Now you are able to set the correct board in the IDE. To do this, go to Tools > Board: “Arduino Uno” > XMC Family > XMC4700 Relax Kit.
The last thing you need is the SEGGER J-Link software. This will allow you to access the onboard debugger and programmer on the XMC4700 Relax Kit. The software can be found here.
With all that done, you are ready to actually build the project.
Building the project
Fortunately, the software you cloned from the Mouser GitHub repository has been written specifically for this board. This means compiling the software is pretty simple. First, connect the board to your computer using the debug Micro-USB port near the RJ45 jack. Go to Tools > Port and make sure the correct port is selected.
Note: You may need to identify which COM port the board is connected to. You can do this in Windows using the Device Manager. Or in MacOS type ls /dev/tty.* in the terminal and look for the correct port in the list.

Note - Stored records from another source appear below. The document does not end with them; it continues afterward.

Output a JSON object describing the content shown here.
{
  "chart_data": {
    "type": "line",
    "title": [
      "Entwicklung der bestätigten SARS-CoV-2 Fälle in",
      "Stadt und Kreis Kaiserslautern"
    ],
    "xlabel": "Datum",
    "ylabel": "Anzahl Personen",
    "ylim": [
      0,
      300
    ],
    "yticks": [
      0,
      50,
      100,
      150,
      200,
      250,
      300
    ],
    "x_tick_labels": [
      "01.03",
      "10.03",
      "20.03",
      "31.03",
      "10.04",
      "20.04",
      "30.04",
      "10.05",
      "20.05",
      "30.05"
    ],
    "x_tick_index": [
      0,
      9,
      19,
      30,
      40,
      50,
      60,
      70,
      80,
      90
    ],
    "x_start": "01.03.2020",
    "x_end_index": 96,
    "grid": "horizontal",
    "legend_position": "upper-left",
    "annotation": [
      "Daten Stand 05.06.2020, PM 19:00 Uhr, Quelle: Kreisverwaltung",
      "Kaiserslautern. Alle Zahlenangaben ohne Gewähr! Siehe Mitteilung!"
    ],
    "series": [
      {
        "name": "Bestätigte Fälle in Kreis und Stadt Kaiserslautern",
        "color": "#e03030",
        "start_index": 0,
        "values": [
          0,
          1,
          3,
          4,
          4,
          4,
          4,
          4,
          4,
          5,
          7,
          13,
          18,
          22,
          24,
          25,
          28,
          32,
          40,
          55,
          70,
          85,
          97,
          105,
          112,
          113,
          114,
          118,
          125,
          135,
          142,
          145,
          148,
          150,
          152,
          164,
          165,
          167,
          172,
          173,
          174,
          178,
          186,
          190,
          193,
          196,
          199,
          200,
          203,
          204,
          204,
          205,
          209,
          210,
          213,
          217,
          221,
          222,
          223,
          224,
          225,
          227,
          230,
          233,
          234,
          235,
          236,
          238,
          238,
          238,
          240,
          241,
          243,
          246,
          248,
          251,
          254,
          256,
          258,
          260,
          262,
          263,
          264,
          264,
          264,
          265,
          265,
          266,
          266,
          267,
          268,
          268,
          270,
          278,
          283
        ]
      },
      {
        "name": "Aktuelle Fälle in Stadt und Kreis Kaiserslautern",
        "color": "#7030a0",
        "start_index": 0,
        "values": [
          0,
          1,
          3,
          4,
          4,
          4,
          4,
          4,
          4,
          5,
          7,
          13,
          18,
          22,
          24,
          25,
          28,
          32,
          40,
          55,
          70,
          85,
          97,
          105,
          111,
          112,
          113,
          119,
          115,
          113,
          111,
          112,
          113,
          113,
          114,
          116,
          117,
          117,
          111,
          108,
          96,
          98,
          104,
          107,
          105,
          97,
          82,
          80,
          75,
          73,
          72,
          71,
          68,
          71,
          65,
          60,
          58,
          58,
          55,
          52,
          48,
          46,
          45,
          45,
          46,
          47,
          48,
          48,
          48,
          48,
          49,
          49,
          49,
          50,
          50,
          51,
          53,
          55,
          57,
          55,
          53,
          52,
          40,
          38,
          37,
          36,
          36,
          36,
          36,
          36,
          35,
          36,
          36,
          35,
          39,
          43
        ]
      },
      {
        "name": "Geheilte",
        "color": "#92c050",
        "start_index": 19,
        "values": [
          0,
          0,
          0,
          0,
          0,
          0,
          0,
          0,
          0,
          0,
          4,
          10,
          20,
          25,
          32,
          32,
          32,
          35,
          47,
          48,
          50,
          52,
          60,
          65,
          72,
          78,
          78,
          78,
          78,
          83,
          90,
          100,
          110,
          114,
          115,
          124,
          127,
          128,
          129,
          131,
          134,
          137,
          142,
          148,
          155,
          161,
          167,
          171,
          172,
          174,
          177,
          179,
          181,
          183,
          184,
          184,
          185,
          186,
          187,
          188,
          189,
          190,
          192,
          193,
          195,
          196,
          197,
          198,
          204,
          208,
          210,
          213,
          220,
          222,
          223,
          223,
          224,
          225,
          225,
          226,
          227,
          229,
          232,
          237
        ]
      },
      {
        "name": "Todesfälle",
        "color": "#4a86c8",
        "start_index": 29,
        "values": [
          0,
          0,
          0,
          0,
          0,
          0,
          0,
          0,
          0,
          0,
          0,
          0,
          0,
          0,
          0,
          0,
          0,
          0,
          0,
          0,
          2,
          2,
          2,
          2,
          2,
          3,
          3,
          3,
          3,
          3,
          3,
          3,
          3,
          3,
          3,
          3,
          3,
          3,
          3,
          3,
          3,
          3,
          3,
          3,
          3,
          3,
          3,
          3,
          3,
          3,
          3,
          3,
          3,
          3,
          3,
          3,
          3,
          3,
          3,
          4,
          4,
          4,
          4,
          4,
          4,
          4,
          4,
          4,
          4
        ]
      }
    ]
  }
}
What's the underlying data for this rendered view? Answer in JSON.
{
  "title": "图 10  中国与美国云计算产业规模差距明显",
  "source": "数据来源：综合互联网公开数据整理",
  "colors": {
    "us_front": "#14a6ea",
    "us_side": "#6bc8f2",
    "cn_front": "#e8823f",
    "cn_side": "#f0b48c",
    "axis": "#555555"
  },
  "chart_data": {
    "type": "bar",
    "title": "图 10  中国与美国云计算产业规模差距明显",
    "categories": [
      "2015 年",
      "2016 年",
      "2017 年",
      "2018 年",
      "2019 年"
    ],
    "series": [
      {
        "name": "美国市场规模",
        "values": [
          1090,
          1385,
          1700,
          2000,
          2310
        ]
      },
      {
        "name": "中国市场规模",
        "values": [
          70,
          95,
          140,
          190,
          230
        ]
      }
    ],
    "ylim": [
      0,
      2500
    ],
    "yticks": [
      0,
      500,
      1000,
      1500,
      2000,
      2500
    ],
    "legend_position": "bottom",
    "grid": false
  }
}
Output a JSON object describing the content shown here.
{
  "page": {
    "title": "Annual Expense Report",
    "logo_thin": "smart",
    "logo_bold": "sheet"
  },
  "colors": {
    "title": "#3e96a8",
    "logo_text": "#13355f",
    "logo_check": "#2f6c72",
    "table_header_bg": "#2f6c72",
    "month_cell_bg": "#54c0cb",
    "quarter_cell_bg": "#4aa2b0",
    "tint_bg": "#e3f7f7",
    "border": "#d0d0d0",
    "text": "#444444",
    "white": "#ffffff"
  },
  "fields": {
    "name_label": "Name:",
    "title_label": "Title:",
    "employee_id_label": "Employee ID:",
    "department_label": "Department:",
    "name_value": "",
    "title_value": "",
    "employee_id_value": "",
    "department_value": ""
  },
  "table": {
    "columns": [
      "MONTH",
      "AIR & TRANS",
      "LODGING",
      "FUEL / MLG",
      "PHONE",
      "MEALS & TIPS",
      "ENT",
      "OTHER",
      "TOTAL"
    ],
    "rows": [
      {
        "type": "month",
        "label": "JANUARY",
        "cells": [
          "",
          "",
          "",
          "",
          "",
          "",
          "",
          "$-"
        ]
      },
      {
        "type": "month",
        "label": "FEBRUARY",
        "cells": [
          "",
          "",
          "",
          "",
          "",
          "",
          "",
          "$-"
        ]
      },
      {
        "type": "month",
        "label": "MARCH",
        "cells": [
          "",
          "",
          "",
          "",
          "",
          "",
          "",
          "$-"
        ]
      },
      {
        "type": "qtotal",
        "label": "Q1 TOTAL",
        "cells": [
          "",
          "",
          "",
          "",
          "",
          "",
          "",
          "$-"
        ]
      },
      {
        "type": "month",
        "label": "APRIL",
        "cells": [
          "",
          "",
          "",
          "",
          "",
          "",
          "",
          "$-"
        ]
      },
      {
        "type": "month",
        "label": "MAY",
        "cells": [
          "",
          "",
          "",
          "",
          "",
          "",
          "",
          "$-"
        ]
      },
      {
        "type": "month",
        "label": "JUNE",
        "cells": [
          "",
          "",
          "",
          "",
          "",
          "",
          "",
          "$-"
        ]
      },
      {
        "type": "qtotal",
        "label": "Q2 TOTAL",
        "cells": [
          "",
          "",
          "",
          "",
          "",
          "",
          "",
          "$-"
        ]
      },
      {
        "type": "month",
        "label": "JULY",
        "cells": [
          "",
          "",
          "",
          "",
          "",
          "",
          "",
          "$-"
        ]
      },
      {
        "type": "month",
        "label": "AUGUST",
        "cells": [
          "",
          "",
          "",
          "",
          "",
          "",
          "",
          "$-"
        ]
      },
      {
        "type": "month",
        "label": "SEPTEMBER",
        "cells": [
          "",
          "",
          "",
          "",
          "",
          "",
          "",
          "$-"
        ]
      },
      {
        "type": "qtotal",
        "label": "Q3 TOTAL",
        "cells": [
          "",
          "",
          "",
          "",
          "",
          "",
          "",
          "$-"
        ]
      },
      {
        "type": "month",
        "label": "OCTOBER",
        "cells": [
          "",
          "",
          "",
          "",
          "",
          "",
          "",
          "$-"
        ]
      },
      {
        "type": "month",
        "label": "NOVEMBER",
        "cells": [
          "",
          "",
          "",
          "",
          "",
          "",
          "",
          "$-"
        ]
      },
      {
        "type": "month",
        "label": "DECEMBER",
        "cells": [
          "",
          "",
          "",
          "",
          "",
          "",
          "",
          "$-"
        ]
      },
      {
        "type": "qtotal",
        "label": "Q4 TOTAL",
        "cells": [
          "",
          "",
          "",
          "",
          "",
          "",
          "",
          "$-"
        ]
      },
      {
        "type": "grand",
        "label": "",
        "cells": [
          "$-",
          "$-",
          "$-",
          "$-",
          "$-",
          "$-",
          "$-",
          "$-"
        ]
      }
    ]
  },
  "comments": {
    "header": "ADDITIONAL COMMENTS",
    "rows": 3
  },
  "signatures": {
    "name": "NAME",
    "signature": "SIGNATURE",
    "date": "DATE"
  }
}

Second, you need to rename the main-functions.cc file to voice-control.ino. You also need to rename the Software folder to voice-control. This will allow the Arduino IDE to recognise this as a project.
Third, open the renamed voice-control project in the Arduino IDE. Go to File > Open and browse to the correct folder. Select voice-control.ino and click Open.
The final step is compiling and uploading the software. This is really simple: Just go to Sketch > Upload and (all being well) the software will be compiled and flashed to your board.
Testing voice control
Make sure the microphone shield is connected to the XC4700 board. Plug the board into a USB power source (or your computer). Allow the board to fully power up. Now say the word ‘yes’ into the microphone. LED1 on the board should light up for 3s. Then say the word ‘no’. LED2 should light for 3s this time. If nothing is heard, or the system can’t recognise what is said, no LEDs will light up. If you want to use this as a real controller, you can easily modify command-responder.cc.
Going beyond simple voice recognition
All the practical examples we looked at so far in this series have been relatively simple. In the next article, I will look at more powerful hardware platforms that take edge ML to the next level. These platforms are specifically designed for running AI applications at the edge. They include:
- Google’s Coral TPU, a platform and ecosystem for creating privacy-preserving AI.
- Intel’s NCS2 or Neural Compute Stick, a plug-and-play USB stick specifically designed to bring deep learning to the edge.
- ST’s STM32 Cube.AI, a package that brings artificial neural networks to ST’s Cortex-based microcontrollers.
We will see how these platforms go beyond simple pre-trained ML models, enabling deep learning and unsupervised learning at the edge.